Reset Elasticsearch Internal User Password

Hi,

Does anyone know how to reset or change Elasticsearch internal user password?

Have you tried elasticsearch-reset-password | Elasticsearch Guide [8.4] | Elastic?

Hi @warkolm,

I don't have the elasticsearch-reset-password in my bin directory. I'm using Elasticsearch 7.17.1.

Please don't post pictures of text, logs or code. They are difficult to read, impossible to search and replicate (if it's code), and some people may not be even able to see them :slight_smile:

What about elasticsearch-users | Elasticsearch Guide [7.14] | Elastic

This is noted :slight_smile:

Tried to reset the password of elastic and encountered this error.

[rhel@esnode1 elasticsearch-7.17.1]$ ./bin/elasticsearch-users passwd elastic

ERROR: Invalid username [elastic]... Username [elastic] is reserved and may not be used.

What you need is to define a superuser with elasticsearch-users CLI. Then use that newly created user to call ChangePassword API to change password for the elastic user.

As @warkolm mentioned, you could use elasticsearch-reset-password if you are on version 8.x, which basically automates the above process for you (it also deletes the newly created user after the password change is completed).

2 Likes

Here is a quick tutorial / example of what @Yang_Wang suggested

Hi @Yang_Wang and @stephenb,

Tried creating a new user with superuser privilege and changed the elastic user password using the newly created account like the example given by @stephen. I encountered this error while authenticating elastic account with the new password.

{
"error" : {
"root_cause" : [
{
"type" : "security_exception",
"reason" : "unable to authenticate user [elastic] for REST request [/?pretty]",
"header" : {
"WWW-Authenticate" : [
"Basic realm="security" charset="UTF-8"",
"Bearer realm="security"",
"ApiKey"
]
}
}
],
"type" : "security_exception",
"reason" : "unable to authenticate user [elastic] for REST request [/?pretty]",
"header" : {
"WWW-Authenticate" : [
"Basic realm="security" charset="UTF-8"",
"Bearer realm="security"",
"ApiKey"
]
}
},
"status" : 401
}

What response did you get when you change the password?
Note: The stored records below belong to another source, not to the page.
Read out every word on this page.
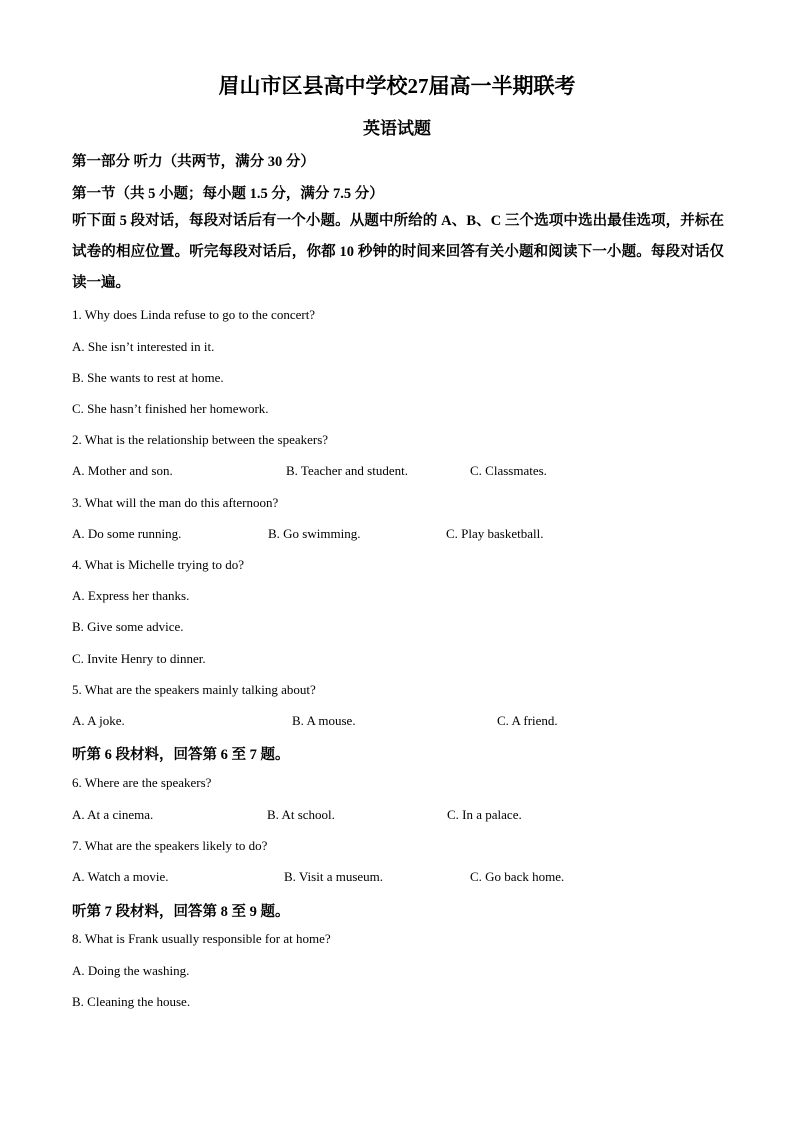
眉山市区县高中学校27届高一半期联考
英语试题
第一部分 听力（共两节，满分 30 分）
第一节（共 5 小题；每小题 1.5 分，满分 7.5 分）
听下面 5 段对话，每段对话后有一个小题。从题中所给的 A、B、C 三个选项中选出最佳选项，并标在试卷的相应位置。听完每段对话后，你都 10 秒钟的时间来回答有关小题和阅读下一小题。每段对话仅读一遍。
1. Why does Linda refuse to go to the concert?
A. She isn’t interested in it.
B. She wants to rest at home.
C. She hasn’t finished her homework.
2. What is the relationship between the speakers?
A. Mother and son.	B. Teacher and student.	C. Classmates.
3. What will the man do this afternoon?
A. Do some running.	B. Go swimming.	C. Play basketball.
4. What is Michelle trying to do?
A. Express her thanks.
B. Give some advice.
C. Invite Henry to dinner.
5. What are the speakers mainly talking about?
A. A joke.	B. A mouse.	C. A friend.
听第 6 段材料，回答第 6 至 7 题。
6. Where are the speakers?
A. At a cinema.	B. At school.	C. In a palace.
7. What are the speakers likely to do?
A. Watch a movie.	B. Visit a museum.	C. Go back home.
听第 7 段材料，回答第 8 至 9 题。
8. What is Frank usually responsible for at home?
A. Doing the washing.
B. Cleaning the house.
Was it successful?

How did you authenticate with the elastic user, is it via command line using cURL? If so please make sure any special characaters may need to be quoted. Of cousre, please make sure you inded entered the correct password and talked to the right Elasticsearch cluster.

If everything above is fine, I suggest you enable trace log for Elasticsearch and share the ES logs during the authentication failure for further troubleshooting. You can enable trace log with:

PUT _cluster/settings
{
  "transient": {
    "logger.org.elasticsearch.xpack.security.authc": "trace"
  }
}
1 Like

This topic was automatically closed 28 days after the last reply. New replies are no longer allowed.